Townson is playing up the role of small-town lawyer before a small-town jury. Dressed in khaki trousers and a navy blue sport coat one or two sizes too large, he is seldom seen using a computer in court, has folders upon folders of paper documents that he flips through constantly and carries a 19th-century legal book that he keeps in a Ziplock bag and says he will show is key to the case. Lindsay, the defendant, has been more nattily attired and spends much of his time in court going over files and, unlike Townson, uses a laptop.
They face two attorney general prosecutors who seem out of place in a mountain courtroom in far-western North Carolina. Zellinger has been wearing tailored suits and natural-grain dress shoes, while James has also been smartly dressed.
Their witness list has more than 100 names, although it appears that only a fraction will be called to testify.
For his part, Townson does not have a witness list. He has no witnesses to call other than Lindsay, who he doesn’t expect will testify.

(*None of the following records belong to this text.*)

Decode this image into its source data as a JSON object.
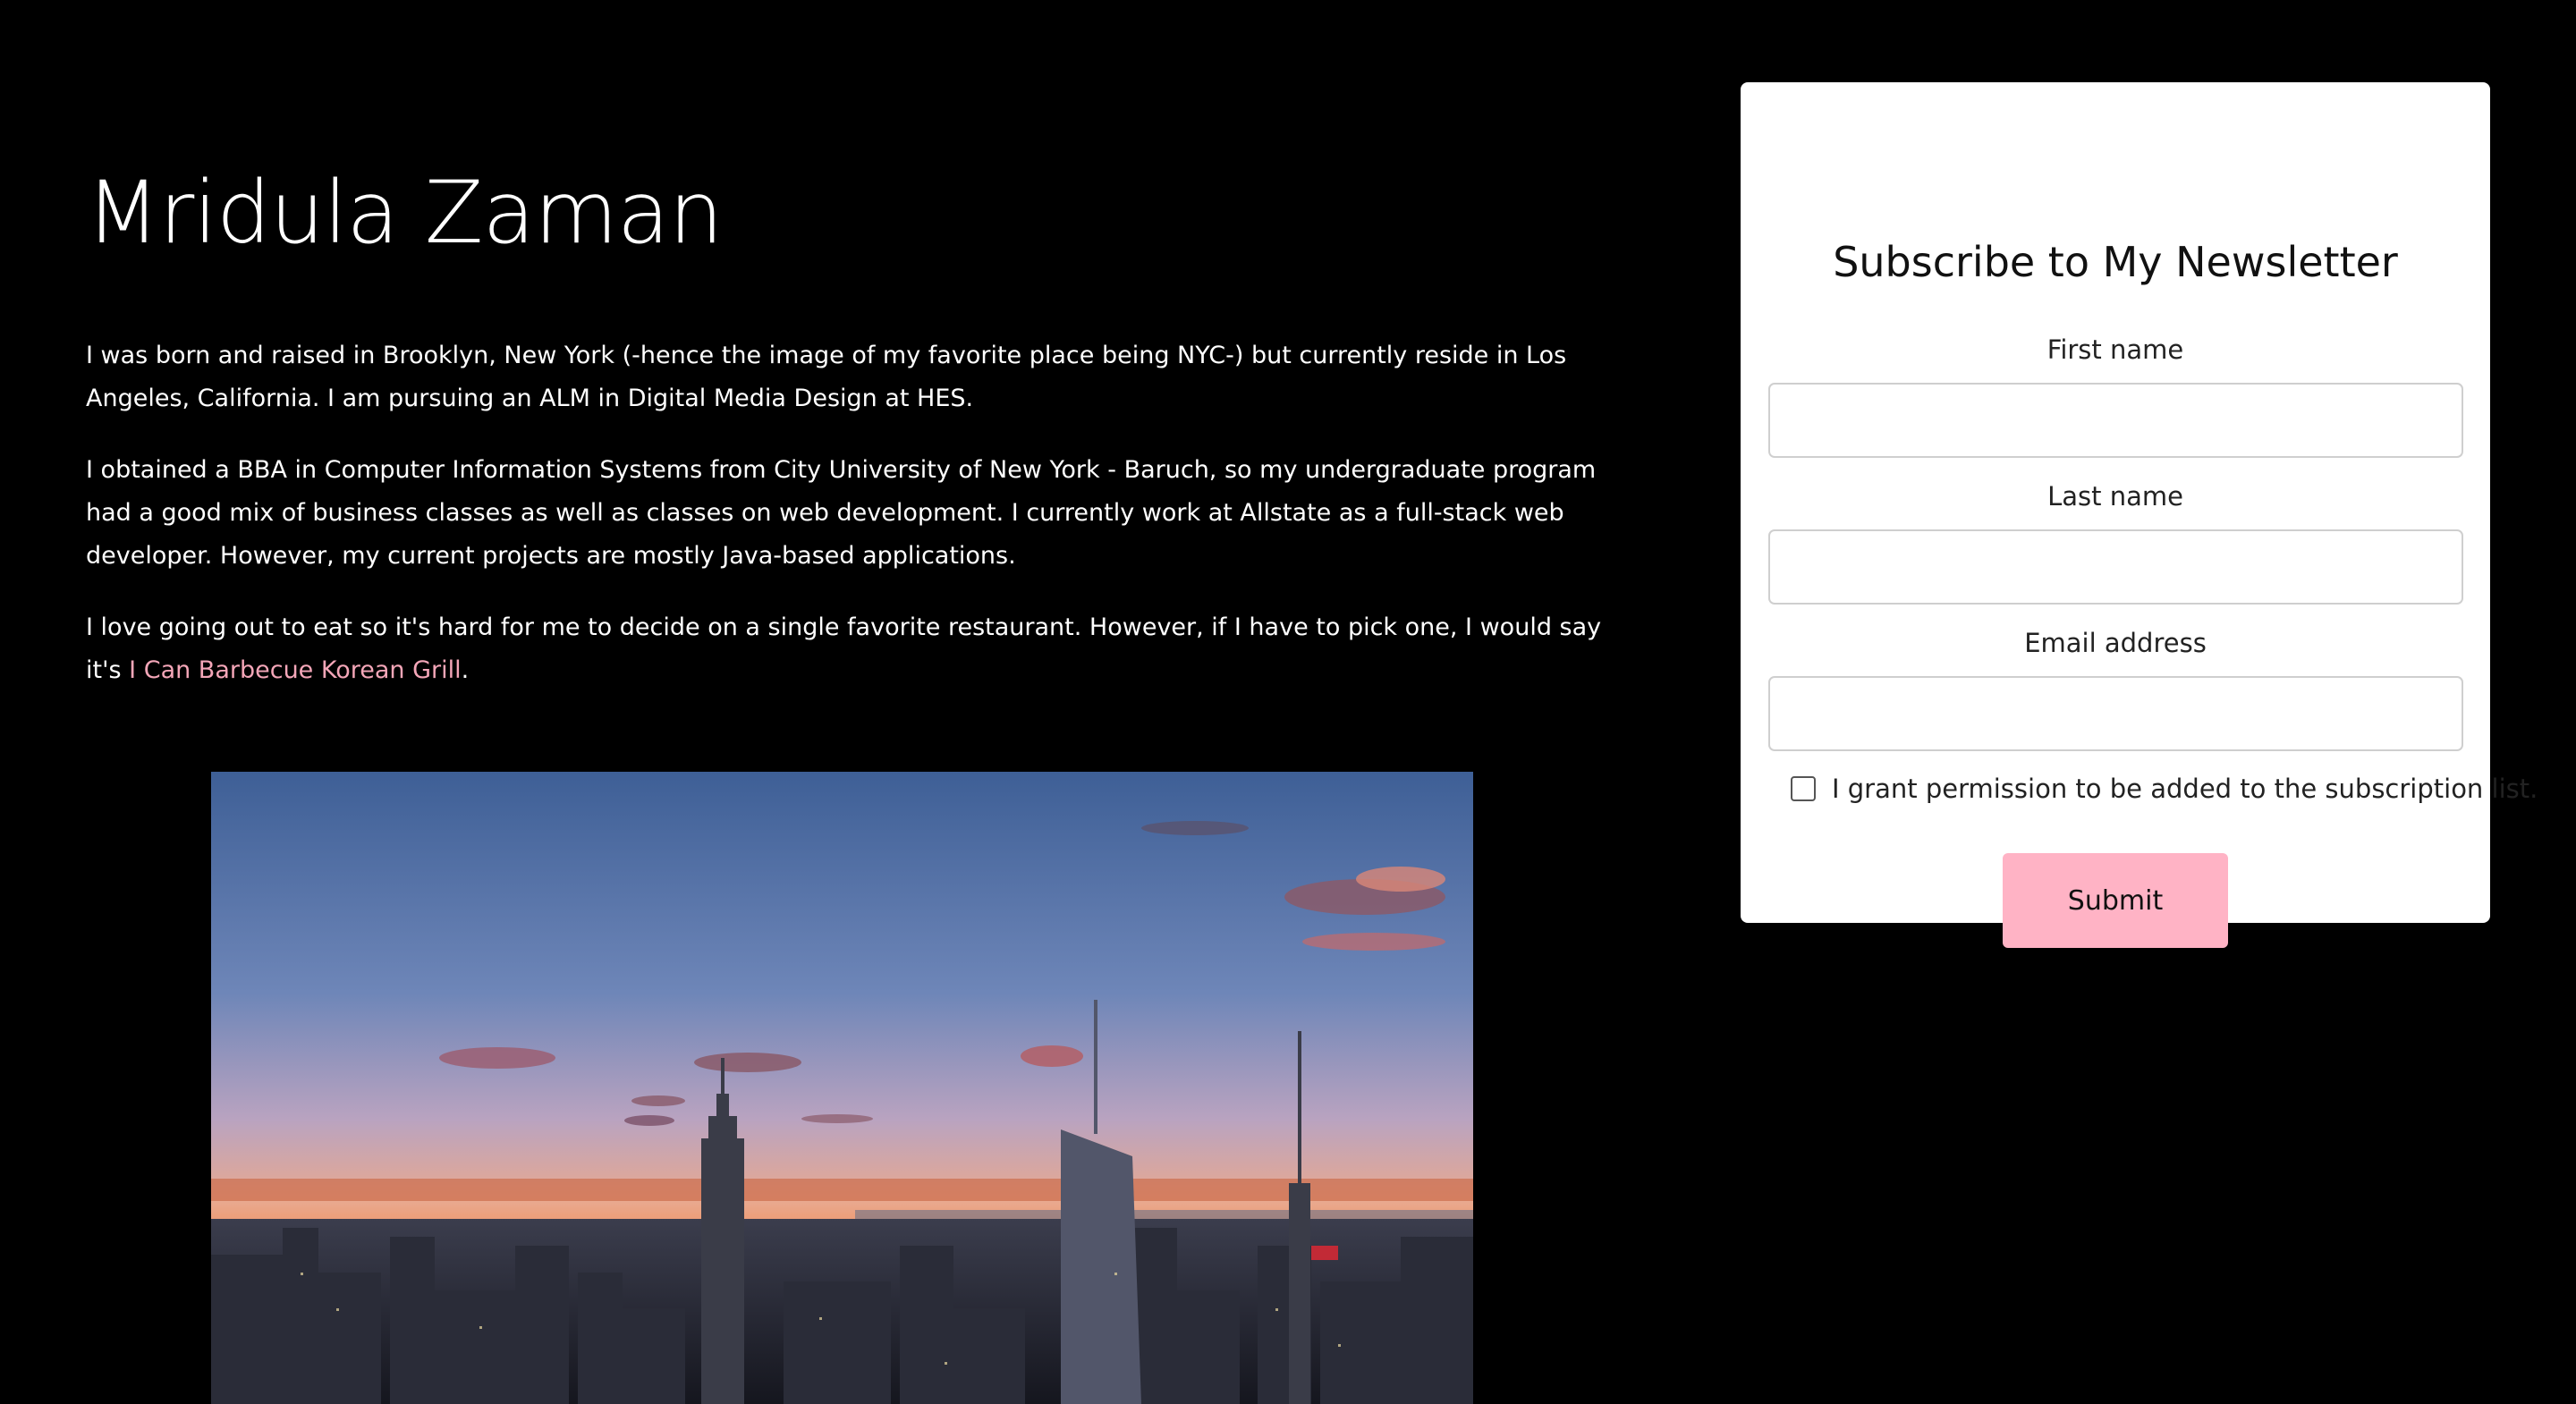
{
  "profile": {
    "name": "Mridula Zaman",
    "bio": {
      "p1": "I was born and raised in Brooklyn, New York (-hence the image of my favorite place being NYC-) but currently reside in Los Angeles, California. I am pursuing an ALM in Digital Media Design at HES.",
      "p2": "I obtained a BBA in Computer Information Systems from City University of New York - Baruch, so my undergraduate program had a good mix of business classes as well as classes on web development. I currently work at Allstate as a full-stack web developer. However, my current projects are mostly Java-based applications.",
      "p3_text": "I love going out to eat so it's hard for me to decide on a single favorite restaurant. However, if I have to pick one, I would say it's ",
      "p3_link": "I Can Barbecue Korean Grill",
      "p3_end": "."
    }
  },
  "newsletter": {
    "title": "Subscribe to My Newsletter",
    "first_name_label": "First name",
    "first_name_value": "",
    "last_name_label": "Last name",
    "last_name_value": "",
    "email_label": "Email address",
    "email_value": "",
    "permission_label": "I grant permission to be added to the subscription list.",
    "permission_checked": false,
    "submit_label": "Submit"
  },
  "colors": {
    "background": "#000000",
    "link": "#f4a6b8",
    "submit_button": "#ffb3c5",
    "card": "#ffffff"
  }
}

He’s been putting all his eggs into two baskets – casting seeds of doubt on witness testimony during cross examination, as well as whatever he plans to say in his closing argument.
Meanwhile, in Franklin
The trial was moved from Murphy to Franklin after what is called a “change of venue” motion was granted because of the extensive pre-trial publicity the Cherokee County DSS cases have generated, along with ill will from property owners who saw their tax bills rise by hundreds of dollars per year. Changes of venue in court cases are occasionally sought, but rarely granted.
The change of venue presents challenges, including getting witnesses to court who lack personal transportation. A State Bureau of Investigation agent drove several witnesses from Murphy to Franklin so they could testify in court Friday.

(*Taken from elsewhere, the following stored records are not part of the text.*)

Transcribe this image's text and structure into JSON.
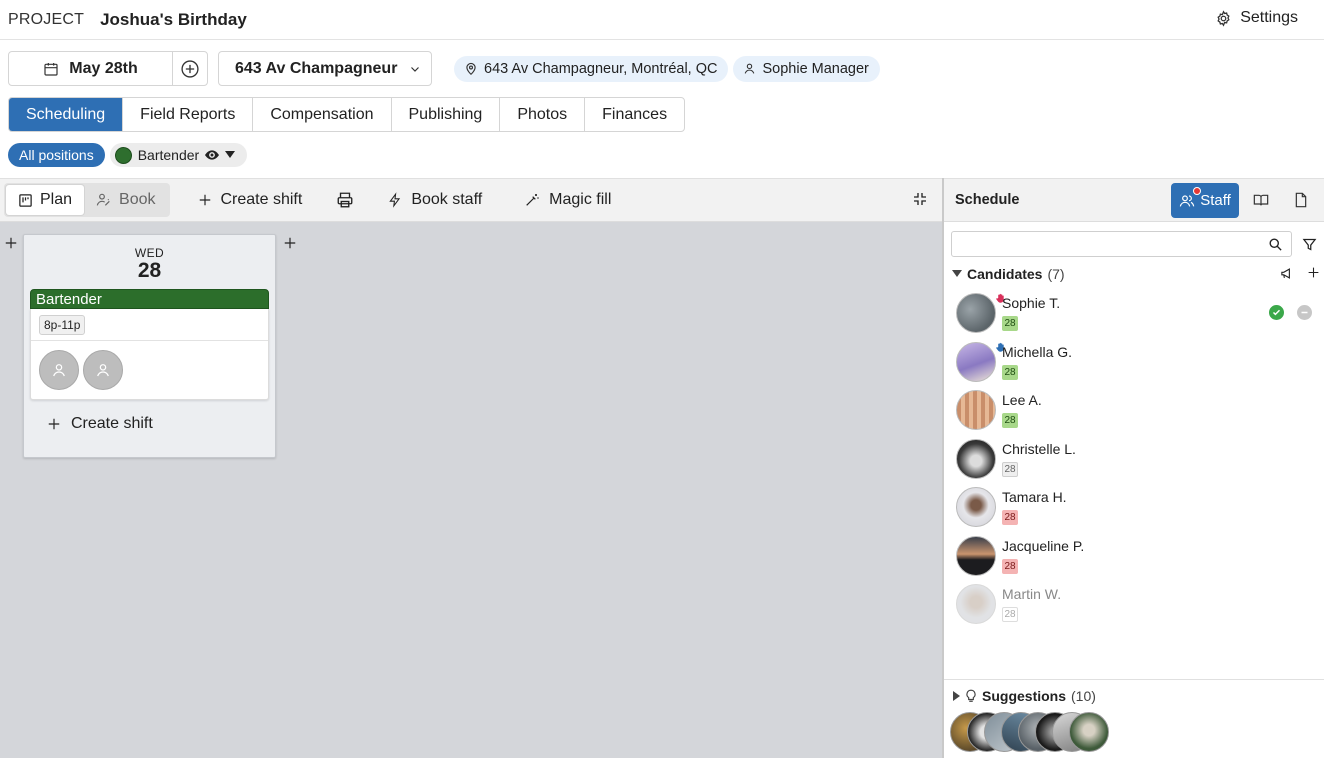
{
  "header": {
    "label": "PROJECT",
    "project_title": "Joshua's Birthday",
    "settings_label": "Settings"
  },
  "controls": {
    "date": "May 28th",
    "venue": "643 Av Champagneur",
    "address": "643 Av Champagneur, Montréal, QC",
    "manager": "Sophie Manager"
  },
  "tabs": [
    {
      "label": "Scheduling",
      "active": true
    },
    {
      "label": "Field Reports"
    },
    {
      "label": "Compensation"
    },
    {
      "label": "Publishing"
    },
    {
      "label": "Photos"
    },
    {
      "label": "Finances"
    }
  ],
  "positions": {
    "all_label": "All positions",
    "items": [
      {
        "label": "Bartender",
        "color": "#2c6e2b"
      }
    ]
  },
  "toolbar": {
    "plan_label": "Plan",
    "book_label": "Book",
    "create_shift_label": "Create shift",
    "book_staff_label": "Book staff",
    "magic_fill_label": "Magic fill"
  },
  "day": {
    "dow": "WED",
    "dom": "28",
    "shift_name": "Bartender",
    "shift_time": "8p-11p",
    "create_shift_label": "Create shift"
  },
  "panel": {
    "title": "Schedule",
    "staff_label": "Staff",
    "search_placeholder": "",
    "candidates_label": "Candidates",
    "candidates_count": "(7)",
    "suggestions_label": "Suggestions",
    "suggestions_count": "(10)",
    "candidates": [
      {
        "name": "Sophie T.",
        "day": "28",
        "status": "green",
        "hand": "red"
      },
      {
        "name": "Michella G.",
        "day": "28",
        "status": "green",
        "hand": "blue"
      },
      {
        "name": "Lee A.",
        "day": "28",
        "status": "green"
      },
      {
        "name": "Christelle L.",
        "day": "28",
        "status": "grey"
      },
      {
        "name": "Tamara H.",
        "day": "28",
        "status": "red"
      },
      {
        "name": "Jacqueline P.",
        "day": "28",
        "status": "red"
      },
      {
        "name": "Martin W.",
        "day": "28",
        "status": "faded"
      }
    ]
  },
  "colors": {
    "accent": "#2e6fb4",
    "position_green": "#2c6e2b",
    "available": "#a8d88a",
    "unavailable": "#f4b3b3"
  }
}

If what lawyers sought in the change of venue was a jury pool that never heard of the Cherokee County DSS cases, that’s what they got – and more.
During jury selection, about 20 people were called to the jury box to fill 12 juror seats and three alternate juror seats. Only two said they read newspapers. The rest get their news from social media, television or, proudly, said they ignore news entirely.
Just one prospective juror, who wasn’t selected, said he even heard of the Cherokee County DSS cases. It came up in conversation during a meal at Chevelles Restaurant & Bar in Murphy.
Two days of jury selection spilled over into a third when a primary juror and an alternate, selected the day before, convinced the judge to release them for personal issues. After going through another wave of jury selection and denying a motion to dismiss the charges, Warren empaneled the jury at 9:30 a.m. May 1, followed immediately by opening statements from the prosecution and defense.
The Lindsay case has been attended by one or two of Lindsay’s supporters and the Cherokee Scout.
Witnesses have included a handful of parents affected by the CVAs, a handful of social workers who handled Cherokee County CVA cases, two Department of Health & Human Services officials with oversight over Cherokee County DSS and a judge.